= Tom Corrigan (jockey) =

Thomas Corrigan (1851 or May 1854 – 14 August 1894), invariably known as "Tom" or "Tommy", was an Australian steeplechase jockey who died as a result of injuries sustained while racing.

==History==
Corrigan was born in County Meath, Ireland, and emigrated to Australia with his parents Thomas Corrigan and Bridget Corrigan née Carney in 1864.

Seth Ferry reports meeting Corrigan at Casterton in 1867 when the lad was working as a butcher's boy. Much taken with the boy, the noted horse trainer gave him an injured chestnut in exchange for a basket of supplies.
After winning a hack steeplechase race at his home town Woodford, Victoria on his mare Juliet, he was employed to ride for trainer William Tozer of nearby Warrnambool.
At the Spring meeting of the V.R.C., 1 November 1867 at Flemington, he rode Tozer's horse B.A. in the Maiden Plate, finishing second to the odds-on favourite, C. B. Fisher's Sylvia.

In 1872 he rode in the Melbourne Cup.

In 1877 he began riding for Martin Loughlin, which partnership lasted around ten years, then raced, less successfully, on his own account at Caulfield and later for G. Russell.

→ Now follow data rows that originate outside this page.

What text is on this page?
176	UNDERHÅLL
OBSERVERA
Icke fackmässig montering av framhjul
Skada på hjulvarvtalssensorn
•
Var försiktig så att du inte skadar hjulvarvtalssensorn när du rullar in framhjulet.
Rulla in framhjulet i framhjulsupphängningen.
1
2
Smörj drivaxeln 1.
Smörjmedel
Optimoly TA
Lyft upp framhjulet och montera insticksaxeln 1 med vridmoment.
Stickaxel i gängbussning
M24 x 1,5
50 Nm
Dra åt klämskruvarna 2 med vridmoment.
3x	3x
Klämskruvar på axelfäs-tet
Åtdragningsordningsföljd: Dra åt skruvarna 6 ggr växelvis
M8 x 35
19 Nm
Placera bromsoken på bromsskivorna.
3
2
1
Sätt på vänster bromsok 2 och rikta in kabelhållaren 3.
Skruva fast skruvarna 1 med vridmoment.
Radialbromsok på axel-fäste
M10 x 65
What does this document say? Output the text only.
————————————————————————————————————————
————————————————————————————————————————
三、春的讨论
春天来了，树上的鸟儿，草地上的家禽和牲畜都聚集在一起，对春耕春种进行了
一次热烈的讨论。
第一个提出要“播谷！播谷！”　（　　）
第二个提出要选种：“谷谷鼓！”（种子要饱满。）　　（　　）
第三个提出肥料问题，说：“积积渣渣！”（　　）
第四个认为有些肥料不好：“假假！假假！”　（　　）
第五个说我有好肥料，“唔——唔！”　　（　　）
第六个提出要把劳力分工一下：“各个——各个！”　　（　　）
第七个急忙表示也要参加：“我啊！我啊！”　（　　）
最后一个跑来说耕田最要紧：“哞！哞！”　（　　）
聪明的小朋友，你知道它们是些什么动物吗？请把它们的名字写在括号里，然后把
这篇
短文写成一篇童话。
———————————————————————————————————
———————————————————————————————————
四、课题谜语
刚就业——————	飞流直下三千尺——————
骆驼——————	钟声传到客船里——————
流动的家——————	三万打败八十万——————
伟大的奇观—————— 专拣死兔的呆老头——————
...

In the course of his career he rode 238 winners out of a total of 788 mounts, and was only 319 times unplaced, and his mounts won £38,825 in stake money. During his best season, that of 1880–81, he rode 21 winners out of a total of 39 mounts, and was only eight times unplaced. Horses with whom he was notably associated include Lone Hand, Postboy, Cronstadt, Hotspur, Game, Sir Wilfred, Sailor, Left Bower, Blue Jacket, Lord Harry, Twilight, Adonis, Sussex, Kildare, Native, and Great Western.

He was often compared with flats jockey Tom Hales for his integrity, skill and courage, and was similarly popular with both racegoers and the general public.
During his career of 28 years he lodged remarkably few protests, and fewer still were lodged against him. A notable exception was at Flemington in 1888 when he momentarily lost control of Kangaroo, with the result that Ruby, ridden by fellow Ballarat jockey (and later a distinguished trainer) James Scobie was "squeezed", and after a protest Corrigan was disqualified. Though both jockeys continued to behave impeccably towards each other on the racecourse, personal relations between them were frosty for some time.

He suffered severe brain injuries on Saturday 11 August 1894 during the running of the VATC Grand National Steeplechase when his horse Waiter fell. He died the following Tuesday without regaining consciousness. His funeral cortege, let by 150 trainers and jockeys on foot, was the largest seen in Melbourne to that time. Among the thousands of tributes was a wreath from his Excellency the Governor, Lord Hopetoun, for whom Corrigan was a particular favourite.

Despite career earnings of some £15,000, Corrigan died destitute, a fact Ferry attributes to speculation on the Stock Exchange and subsequent losses in the 1890s depression. Ferry contends that otherwise Corrigan would have retired and not continue pushing his luck. A subscription was raised by the VATC for the benefit of his widow and family.

His death was followed two months later by that of another highly respected jumps jockey, Martin Burke (c. 1855–1894). Of a similar age, both hailed from County Meath and had careers in Western Victoria, but there the similarity ended, for while Corrigan had only one previous bad fall, Burke had hardly an unbroken bone in his body.

==Recognition==
- The Tommy Corrigan Medal for jumps jockeys was named in his memory.
- In 2017 he was inducted to the Australian Racing Hall of Fame.

==Family==
Thomas Corrigan married Robena Jamieson (c. 1870 – 18 May 1947), sister of jockey Dan Jamieson, at St. Francis' Church, Melbourne on 14 January 1891. They had three children, one after Tom's death:
- Tom Corrigan, jun ( – ), was a printer and stationery manufacturer in Melbourne who excelled at cricket, football (several codes), and billiards. He never married.
- Ruby Corrigan (12 August 1893 – ) married Ormond A. Lording, lived at Brighton, Victoria
- Lawrence Corrigan (4 February 1895 – ) later known as Brother Urban Corrigan M.A., Dip.Ed., teacher at New Norcia, Western Australia, science master at St Joseph's College, Hunters Hill, and master at the Assumption College, Kilmore. He was the author of History of Catholic Education in New South Wales (Angus and Robertson, 1930).
Their home was at Kambrook Road, Caulfield; Robena lived her last years with son Tom, junior at Addison Street, St. Kilda.